General 9-29-2004

Dread, Survival, and Humor: Chekhov’s “Cherry Orchard”

Jaime Kleiman reviews "The Cherry Orchard" at Theater in the Round; a full and satisfying production, running through October 3.

The Cherry Orchard

There is something about Anton Chekhov that can inspire dread – for some, it’s the fear of actually watching a Chekhov play. For others, it is the fear of Chekhov’s observations, how his characters slowly spiral into the depths of human unhappiness, covering it up with fake smiles, parties, and nightcaps. Of course, all classical plays are easier to understand if you have background knowledge; in his case, it helps if you’re familiar with 19th century Russian history. You’ll also need a sense of humor. Chekhov’s plays are comedies, after all. Or at least that’s what he said.

Theatre in the Round’s production of The Cherry Orchard, directed by Craig Johnson, gives both Rusky-lovers and anti-classicists something to cheer (or jeer) about. David Coral gives a powerful and moving performance as the peasant-turned-entrepreneur Yermolai Lopakhin, as does Sally Ann Wright as Lyubov Andreyevna, the childlike mistress of the soon-to-be-bankrupt estate. Stanislavski, the director who made Chekhov a household name at the Moscow Art Theatre, taught actors to play the opposite of what their character is feeling. This technique is utilized well by Wright – her giggles and attempts at buoyancy only serve to underscore her misery, revealing her character’s simplicity to be, in actuality, a carefully crafted attempt at survival.
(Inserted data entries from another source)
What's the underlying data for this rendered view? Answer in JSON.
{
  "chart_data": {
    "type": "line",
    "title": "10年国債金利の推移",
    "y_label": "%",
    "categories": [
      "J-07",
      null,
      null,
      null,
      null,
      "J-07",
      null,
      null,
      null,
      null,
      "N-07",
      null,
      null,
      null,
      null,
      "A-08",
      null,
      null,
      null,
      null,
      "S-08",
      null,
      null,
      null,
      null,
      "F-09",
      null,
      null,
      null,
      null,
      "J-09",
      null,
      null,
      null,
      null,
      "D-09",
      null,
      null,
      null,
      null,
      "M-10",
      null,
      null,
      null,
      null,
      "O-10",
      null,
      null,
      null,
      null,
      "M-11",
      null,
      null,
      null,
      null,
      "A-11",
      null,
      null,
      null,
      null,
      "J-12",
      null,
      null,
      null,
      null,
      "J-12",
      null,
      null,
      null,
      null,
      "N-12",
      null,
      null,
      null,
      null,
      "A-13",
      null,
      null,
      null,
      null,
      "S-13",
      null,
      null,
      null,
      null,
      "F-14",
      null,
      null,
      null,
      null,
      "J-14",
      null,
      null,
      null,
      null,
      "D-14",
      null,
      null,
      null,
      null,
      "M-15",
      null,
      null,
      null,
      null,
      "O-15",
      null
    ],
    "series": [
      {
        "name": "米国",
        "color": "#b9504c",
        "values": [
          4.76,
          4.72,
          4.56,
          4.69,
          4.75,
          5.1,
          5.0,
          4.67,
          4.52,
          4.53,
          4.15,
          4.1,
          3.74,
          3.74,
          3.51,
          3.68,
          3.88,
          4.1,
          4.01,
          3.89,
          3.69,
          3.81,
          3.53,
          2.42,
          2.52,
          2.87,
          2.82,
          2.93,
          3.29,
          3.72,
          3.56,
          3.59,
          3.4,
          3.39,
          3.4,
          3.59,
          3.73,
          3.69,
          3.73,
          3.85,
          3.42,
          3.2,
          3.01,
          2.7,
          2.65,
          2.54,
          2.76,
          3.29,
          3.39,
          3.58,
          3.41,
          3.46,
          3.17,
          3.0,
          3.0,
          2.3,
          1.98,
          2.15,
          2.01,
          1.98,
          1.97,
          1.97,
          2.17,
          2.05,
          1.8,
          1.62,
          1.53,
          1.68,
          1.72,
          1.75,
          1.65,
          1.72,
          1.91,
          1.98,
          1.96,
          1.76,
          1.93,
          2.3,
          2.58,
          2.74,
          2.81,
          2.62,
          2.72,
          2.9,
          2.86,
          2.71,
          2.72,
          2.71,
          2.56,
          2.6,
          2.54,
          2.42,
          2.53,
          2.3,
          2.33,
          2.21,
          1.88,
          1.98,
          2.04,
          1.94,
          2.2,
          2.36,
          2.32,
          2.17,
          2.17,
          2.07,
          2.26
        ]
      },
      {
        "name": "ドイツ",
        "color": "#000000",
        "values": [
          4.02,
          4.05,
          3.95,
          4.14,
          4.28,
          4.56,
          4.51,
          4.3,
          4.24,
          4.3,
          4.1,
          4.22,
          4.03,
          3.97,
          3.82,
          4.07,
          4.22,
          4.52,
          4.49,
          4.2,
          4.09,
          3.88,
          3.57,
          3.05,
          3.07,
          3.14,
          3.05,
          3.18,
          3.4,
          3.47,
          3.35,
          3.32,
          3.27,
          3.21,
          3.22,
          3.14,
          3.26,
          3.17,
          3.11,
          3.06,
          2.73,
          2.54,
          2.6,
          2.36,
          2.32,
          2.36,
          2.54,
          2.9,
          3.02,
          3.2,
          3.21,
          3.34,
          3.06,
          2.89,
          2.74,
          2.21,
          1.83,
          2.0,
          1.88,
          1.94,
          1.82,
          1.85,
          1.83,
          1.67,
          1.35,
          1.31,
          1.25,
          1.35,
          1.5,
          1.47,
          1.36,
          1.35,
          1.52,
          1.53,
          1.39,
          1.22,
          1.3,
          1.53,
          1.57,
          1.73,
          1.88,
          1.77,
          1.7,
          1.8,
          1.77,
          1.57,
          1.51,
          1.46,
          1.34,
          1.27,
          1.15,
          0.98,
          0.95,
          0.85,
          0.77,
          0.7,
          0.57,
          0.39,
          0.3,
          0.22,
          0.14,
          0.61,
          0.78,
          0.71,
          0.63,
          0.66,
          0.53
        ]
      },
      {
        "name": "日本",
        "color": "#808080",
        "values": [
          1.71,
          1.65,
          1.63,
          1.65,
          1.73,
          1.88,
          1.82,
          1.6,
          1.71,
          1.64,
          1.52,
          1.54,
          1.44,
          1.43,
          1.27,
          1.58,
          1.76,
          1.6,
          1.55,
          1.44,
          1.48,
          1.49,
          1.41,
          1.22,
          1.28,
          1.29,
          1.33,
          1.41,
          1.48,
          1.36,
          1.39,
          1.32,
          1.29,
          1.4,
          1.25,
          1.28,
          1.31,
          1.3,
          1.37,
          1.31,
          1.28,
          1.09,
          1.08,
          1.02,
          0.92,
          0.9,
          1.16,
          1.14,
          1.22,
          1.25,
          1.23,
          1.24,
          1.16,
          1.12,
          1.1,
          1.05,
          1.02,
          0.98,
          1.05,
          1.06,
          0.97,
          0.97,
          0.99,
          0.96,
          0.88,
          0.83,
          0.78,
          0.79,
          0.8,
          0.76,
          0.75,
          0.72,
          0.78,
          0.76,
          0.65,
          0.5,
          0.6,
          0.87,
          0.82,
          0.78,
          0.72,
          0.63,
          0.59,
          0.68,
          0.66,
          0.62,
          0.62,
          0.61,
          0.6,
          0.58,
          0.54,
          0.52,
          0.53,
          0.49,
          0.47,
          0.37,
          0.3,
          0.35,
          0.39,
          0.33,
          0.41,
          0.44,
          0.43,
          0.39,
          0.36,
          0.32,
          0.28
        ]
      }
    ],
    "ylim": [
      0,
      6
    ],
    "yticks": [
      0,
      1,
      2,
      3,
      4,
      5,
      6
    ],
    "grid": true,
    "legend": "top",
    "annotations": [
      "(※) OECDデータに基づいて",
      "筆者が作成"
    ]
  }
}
Survival is the name of the game, and she’s not the only unhappy one in the house. All of the characters are facing the perils of existence in their own way – some through thoughts of suicide, some through song or love, and others through carefully held ideals about the world and their place in it. The Cherry Orchard, with its character studies of wealthy peasants, poor aristocrats, and fiery youth, offers a fascinating glimpse into the social and economic upheaval of the period.

Johnson’s directing is sometimes uneven, though. At the end of the first scene, for example, he weaves between realism and expressionism – a light appears from above and shines on Petya (Dustin Gingerich) as cherry blossoms fall from the sky in an aesthetically pleasing but stylistically inappropriate image. This made me wonder if every character was going to have their own “cherry blossom” moment. In any other play, it would have been a clever scene change; in this one, it was distracting and anachronistic. But Johnson grasps the play well in other places, particularly in Act II. The party scene on the night the orchard is auctioned off is riveting.

Kudos must also go out to the selection of Emily Mann’s clear and relatively modern translation. Overall, TRP’s production is solid, at times even enthralling, and it is worth seeing for those moments when these century-old characters are brought to bursting, three-dimensional life.

The Cherry Orchard, by Anton Chekhov, runs through Oct. 3. 612-333-3010.